Boss Contemporary Offshoot Hugo Turns 20

Boss Contemporary Offshoot Hugo Turns 20
Boss Contemporary Offshoot Hugo Turns 20

Boss Contemporary Offshoot Hugo Turns 20

With two decades behind it, Hugo — Hugo Boss’ contemporary offshoot — is celebrating its birthday by bringing together 20 contemporary creative talents for a pop-up exhibition at London’s Saatchi Gallery, where Hugo Boss is the ongoing special projects partner.

The brand enlisted the assistance of Berlin-based cultural community Platoon and its global network of experts to recruit the 20 artists and collectives, whose work is on display until Sept. 1 in an exhibition called “Red Never Follows.”

“The curatorial focus lies in the visual attraction, the playful interaction and the inspiring innovation,” said Hugo Boss’ head of cultural affairs, Dr. Hjoerdis Kettenbach. “The edgy, artistic approach of the exhibition expresses the spirit of Hugo. Urban creativity reaches into strategies and genres on the edge of design, science and lifestyle worldwide. Each individual or collective represents the most innovative approach within their diverse creative scenes.”

According to Kettenbach, the artists and creatives on exhibit were chosen because “they all share the curiosity of not following, and the desire to find new ways of creative expression — either visually, technically or through interaction with the audience. To reveal the resulting inspirational potential is the main objective of this project.”

While some of the works were commissioned for the project, others were preexisting but “are nevertheless representative of the Hugo mind-set” — resonating with the brand’s principles of innovation, rebellion and individuality, the company said.

At the rebellious end of the spectrum is a video installation from Dutch artist Iepe Rubingh, who staged a guerrilla painting event in Berlin in 2010, during which 2,000 cars unwittingly helped to apply 500 liters of water-based environmentally friendly paint to the asphalt “canvas” of Rosenthaler Platz. The paint was distributed by baskets tipped over by cyclists, who had to be ferried away in haste before they were arrested by local police.

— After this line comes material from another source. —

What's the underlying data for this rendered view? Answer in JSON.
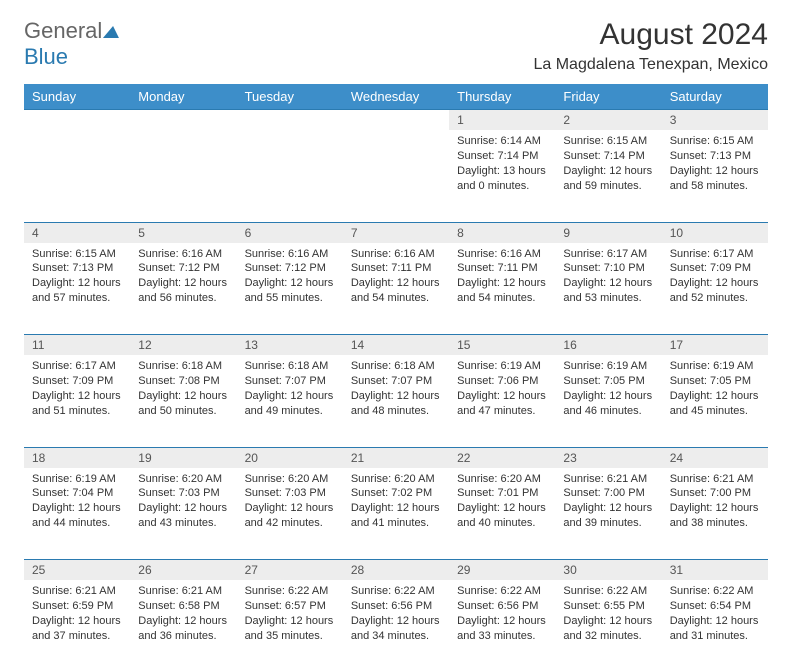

“We had a truck waiting around the corner, where they could drive into once they had deposited their paint on the street. Then the truck drove away, not leaving any trace of the bicycles,” explained Rubingh during a preview of the exhibition. “We didn’t ask permission, I guess it was a criminal act. But it rained the next day, so it all washed away.”

The theme of rebellion is also at play in French street artist Victor Ash’s giant graffiti dog biting its own tail, which Ash was commissioned to paint directly onto the wall at the gallery. “I truly liked the idea of ‘Red Never Follows,’” Ash told WWD. “So I thought about following, and how a dog is always following people. Then I thought about the idea of following yourself, and then I pictured a dog following his tail so he turns around following himself.”

Among the other works commissioned is a red plastic dome by Marco Barotti that creates music based on the heart rate of its inhabitants, and a film by Bart Hess called “Mutants” that shows a latex-encased body moving in a slow and beautiful struggle as lights play out on the plastic surface.

“I really love the projection [by Felix Bonowski], if only my place was big enough for it,” said “Game of Thrones” star Natalie Dormer, who is just about to start filming the show’s fourth season. She was in an ultralow-cut Hugo dress at the party here Tuesday night to mark the opening of the exhibition. Will any of the “Games” characters ever see a happy ending? “I really can’t say, I’ll get in trouble. But read ahead, you’ll see,” said Dormer.

David Bailey attended the party en famille, surrounded by sons Sascha and Fenton, and wife Catherine. The photographer wasn’t particularly moved by the works on display. “No, not really,” he said when asked if there was anything he’d like to take home with him. “I don’t like gimmicks. I like a nice white background.”

“That thing there looks like a pool cleaner,” he added in reference to Sonice Development’s wall-drawing robot.

Favorites at the exhibition included Güvenc Özel’s “breathing” installation that moves in response to human thought patterns; Christopher Barrett and Luke Taylor’s (Us collective’s) music video and accompanying installation for Benga’s song “I Will Never Change,” and the pitch-black room lit with dark lights to show off Jeongmoon Choi’s linear glow-in-the-dark patterns, in which one anonymous partygoer commented, “Big glasses of Champagne and teeny, tiny canapés — just the way it should be.”